As to item #1 on the 12/16/14 Management Committee agenda, the only written information considered by the committee members was listed on the reverse side of the agenda and my understanding is that the agenda and the consent items were made available to the public before the meeting.

As to item #2, there was a single page given to the Committee members entitled “Economic Assistance Department Request Authority to Restructure and Fill a Vacant Position”. This page I’m told was also available for viewing by the public at the usual desk space in Room 710 outside the board room.

As to item #3, this was an administrative appeal by a license applicant concerning his license revocation. The Management Committee was considering the arguments on whether to sustain the denial of the appeal. You are correct that Minn. Stat. 13D.01, Subd. 6 (a), in part, requires materials relating to the agenda items of the meeting shall be available for public inspection while the governing body considers their subject matter. However, there is an exception. Minn. Stat. 13D.01, Subd. 6 (b) says that Subd. 6 (a) does not apply to materials classified by law as other than public, as defined by chapter 13 (Minnesota Government Data Practices Act).

As this was an administrative appeal, the classification of the data relating to the appeal is governed by Minn. Stat. 13.39, Civil Investigative data. Minn. Stat. 13.39, Subd. 1 defines a “pending civil legal action” to include administrative proceedings. Minn. Stat. 13.39, Subd. 2 states, in part, that data collected by a government entity as part of an active investigation undertaken for the commencement or defense of a pending civil legal action, or which are retained in anticipation of a pending civil legal action are either protected nonpublic data in the case of data not on individuals or confidential in the case of data on individuals. In either case, the County could not disclose the data until the appeal was completed. At that point, the data become inactive civil investigative data and is considered public.

In this case, the appeal was an administrative matter considered to be a pending civil legal action. Therefore, any data could not be disclosed until the matter was concluded, which happened when the County Board decided to deny the appeal. The material concerning the appeal was properly not disclosed prior to the action denying the appeal because it was nonpublic, or confidential. It is now considered public data and if you would like a copy of the materials of that administrative appeal, please contact Jerry Soma, County Administrator, and he will provide a copy to you.

As to item #4, Minn. Stat. 13D.01, Subd. 6 (a) requires materials relating to agenda items of the meeting be available to the public for inspection while the governing body considers their subject matter. As to item #4, the Management Committee was provided a copy of bid tabulations but the Committee did not consider it for approval. (My understanding is that you were given a copy of the bid tabulation after the meeting.) The matter will be considered by the County Board at their next meeting. If the matter is not considered by a government body, Minn. Stat. 13D.01 is not applicable.
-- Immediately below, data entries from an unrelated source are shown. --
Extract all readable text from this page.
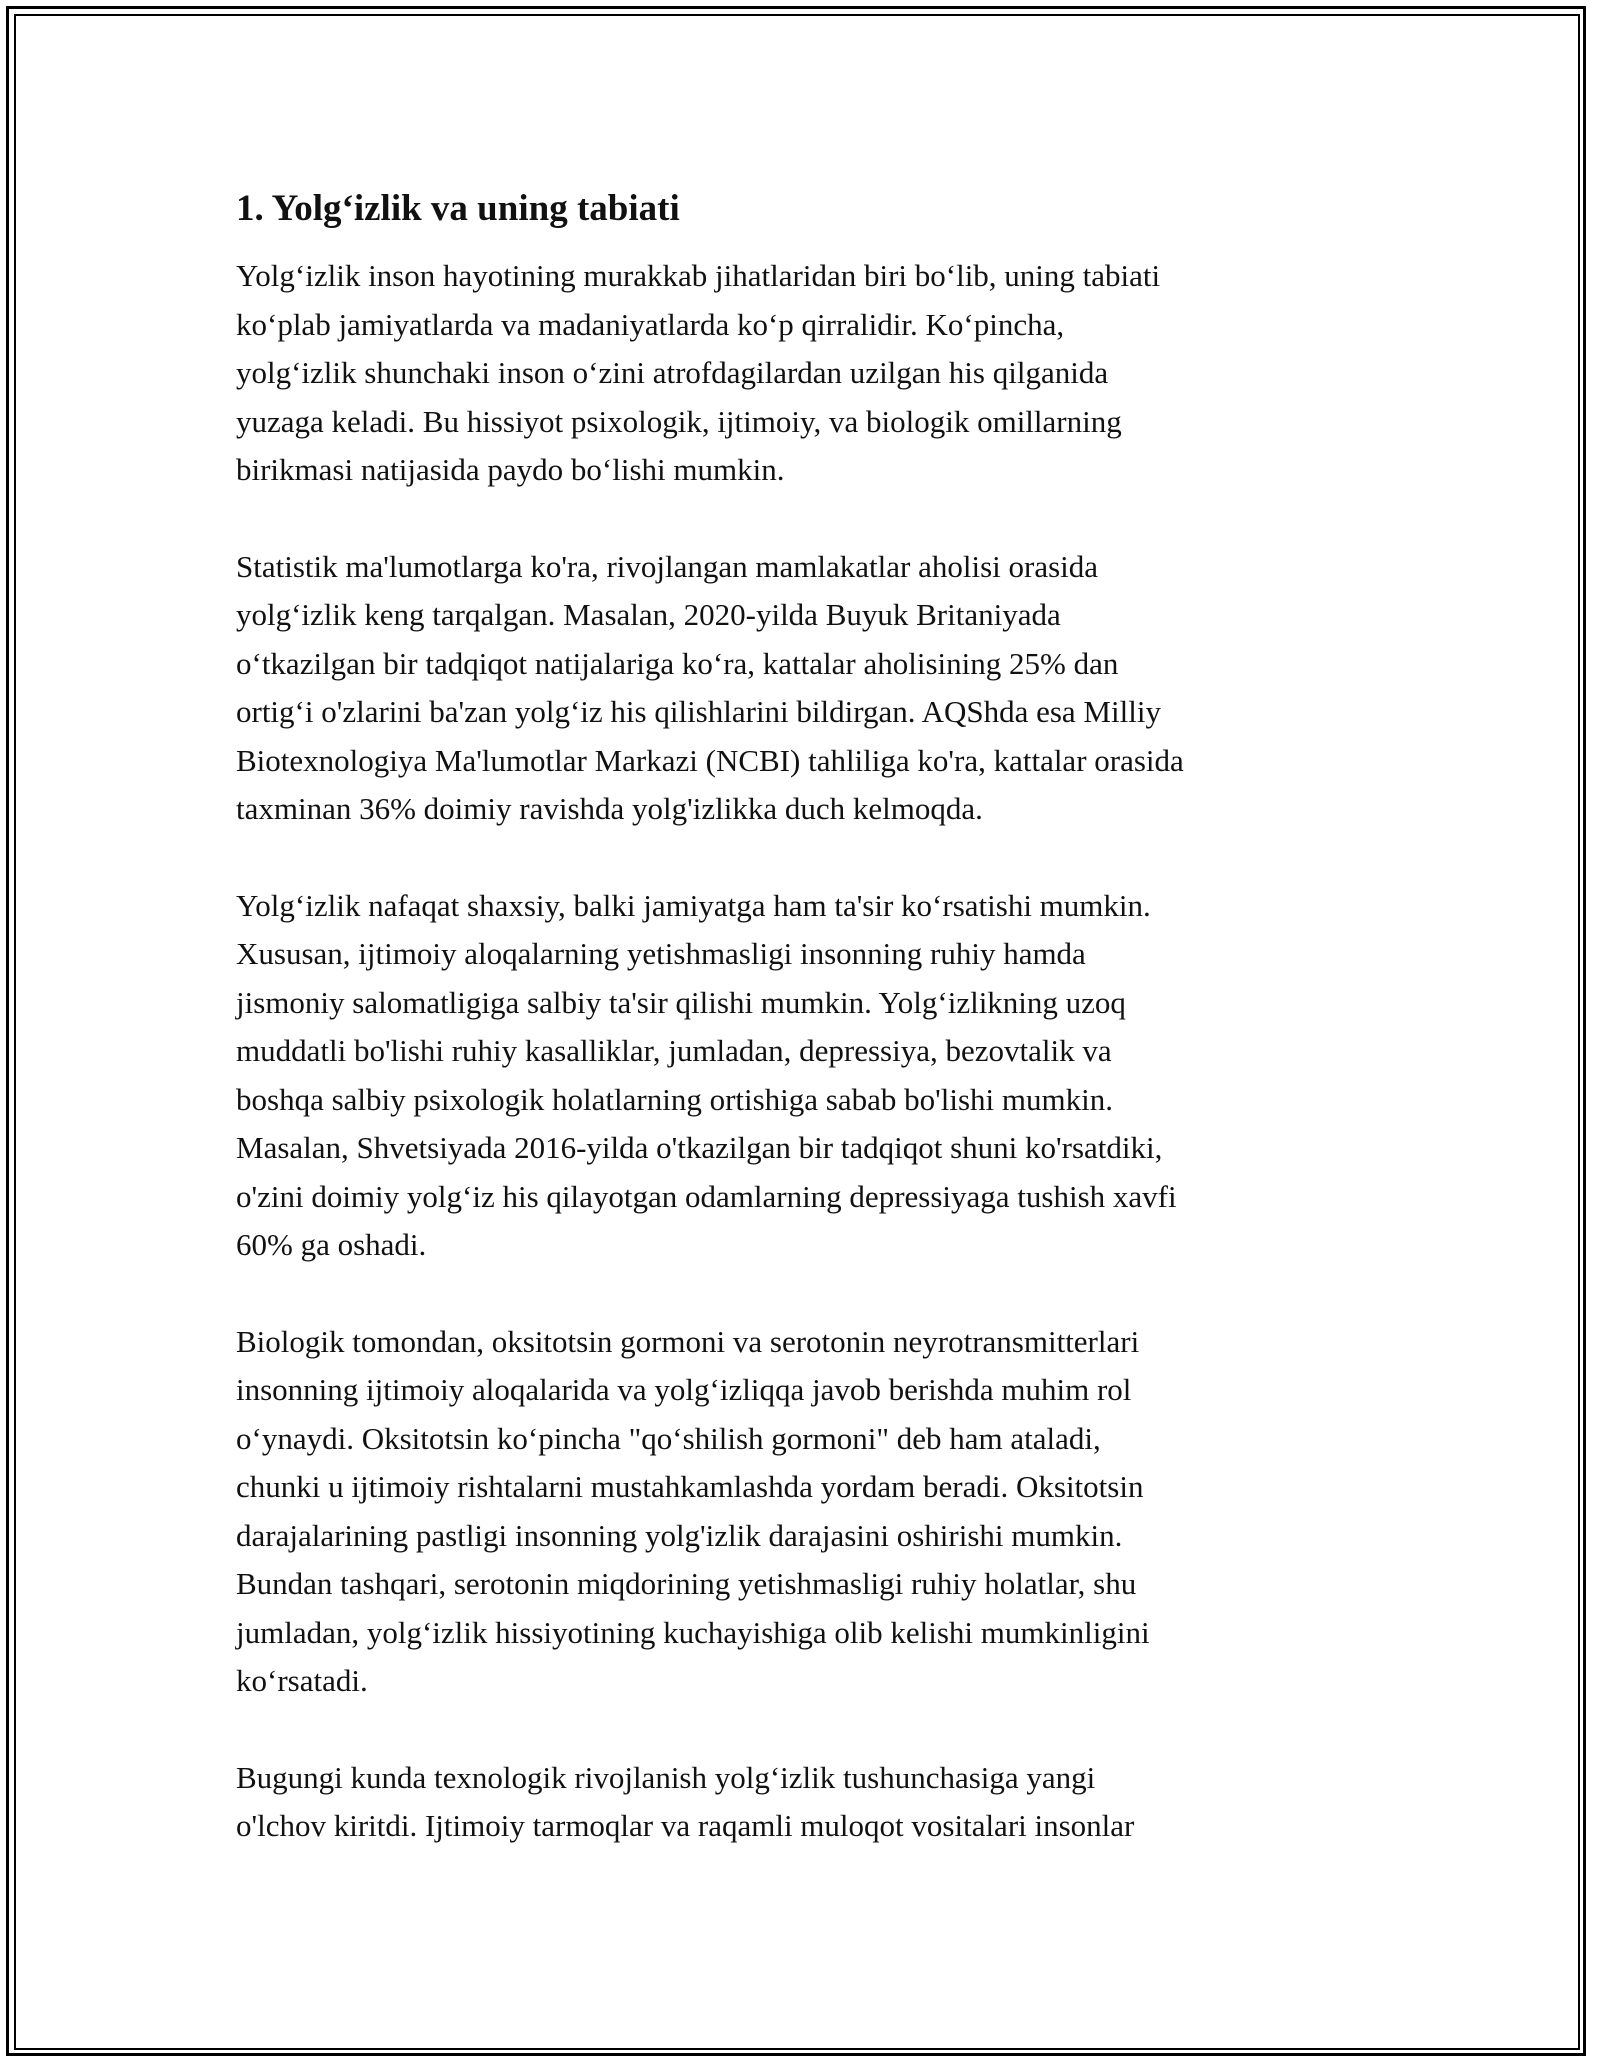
1. Yolg‘izlik va uning tabiati

Yolg‘izlik inson hayotining murakkab jihatlaridan biri bo‘lib, uning tabiati
ko‘plab jamiyatlarda va madaniyatlarda ko‘p qirralidir. Ko‘pincha,
yolg‘izlik shunchaki inson o‘zini atrofdagilardan uzilgan his qilganida
yuzaga keladi. Bu hissiyot psixologik, ijtimoiy, va biologik omillarning
birikmasi natijasida paydo bo‘lishi mumkin.

Statistik ma'lumotlarga ko'ra, rivojlangan mamlakatlar aholisi orasida
yolg‘izlik keng tarqalgan. Masalan, 2020-yilda Buyuk Britaniyada
o‘tkazilgan bir tadqiqot natijalariga ko‘ra, kattalar aholisining 25% dan
ortig‘i o'zlarini ba'zan yolg‘iz his qilishlarini bildirgan. AQShda esa Milliy
Biotexnologiya Ma'lumotlar Markazi (NCBI) tahliliga ko'ra, kattalar orasida
taxminan 36% doimiy ravishda yolg'izlikka duch kelmoqda.

Yolg‘izlik nafaqat shaxsiy, balki jamiyatga ham ta'sir ko‘rsatishi mumkin.
Xususan, ijtimoiy aloqalarning yetishmasligi insonning ruhiy hamda
jismoniy salomatligiga salbiy ta'sir qilishi mumkin. Yolg‘izlikning uzoq
muddatli bo'lishi ruhiy kasalliklar, jumladan, depressiya, bezovtalik va
boshqa salbiy psixologik holatlarning ortishiga sabab bo'lishi mumkin.
Masalan, Shvetsiyada 2016-yilda o'tkazilgan bir tadqiqot shuni ko'rsatdiki,
o'zini doimiy yolg‘iz his qilayotgan odamlarning depressiyaga tushish xavfi
60% ga oshadi.

Biologik tomondan, oksitotsin gormoni va serotonin neyrotransmitterlari
insonning ijtimoiy aloqalarida va yolg‘izliqqa javob berishda muhim rol
o‘ynaydi. Oksitotsin ko‘pincha "qo‘shilish gormoni" deb ham ataladi,
chunki u ijtimoiy rishtalarni mustahkamlashda yordam beradi. Oksitotsin
darajalarining pastligi insonning yolg'izlik darajasini oshirishi mumkin.
Bundan tashqari, serotonin miqdorining yetishmasligi ruhiy holatlar, shu
jumladan, yolg‘izlik hissiyotining kuchayishiga olib kelishi mumkinligini
ko‘rsatadi.

Bugungi kunda texnologik rivojlanish yolg‘izlik tushunchasiga yangi
o'lchov kiritdi. Ijtimoiy tarmoqlar va raqamli muloqot vositalari insonlar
I hope this addresses your concerns about Minn. Stat. 13D.01 violations.

Tony Palumbo

It is worth posting that text to supplement the record, but none of this fleshes out why only Sivarajah was targeted by Mr. John K. in his post at the Record website. Others who may care more than I do might want to contact John K. and/or Bryan Olson for clarification of that specific targeting question. I leave the thread here exactly as it stands.

For those interested, there is this email address for reaching John K.

editor@anokacountyrecord.com

Harold Hamilton has affirmatively emailed me in the past that he will not respond to any further email from me, and it is his thinking and not John K.'s that is of interest to me. That goes for almost all John K. puts on the web.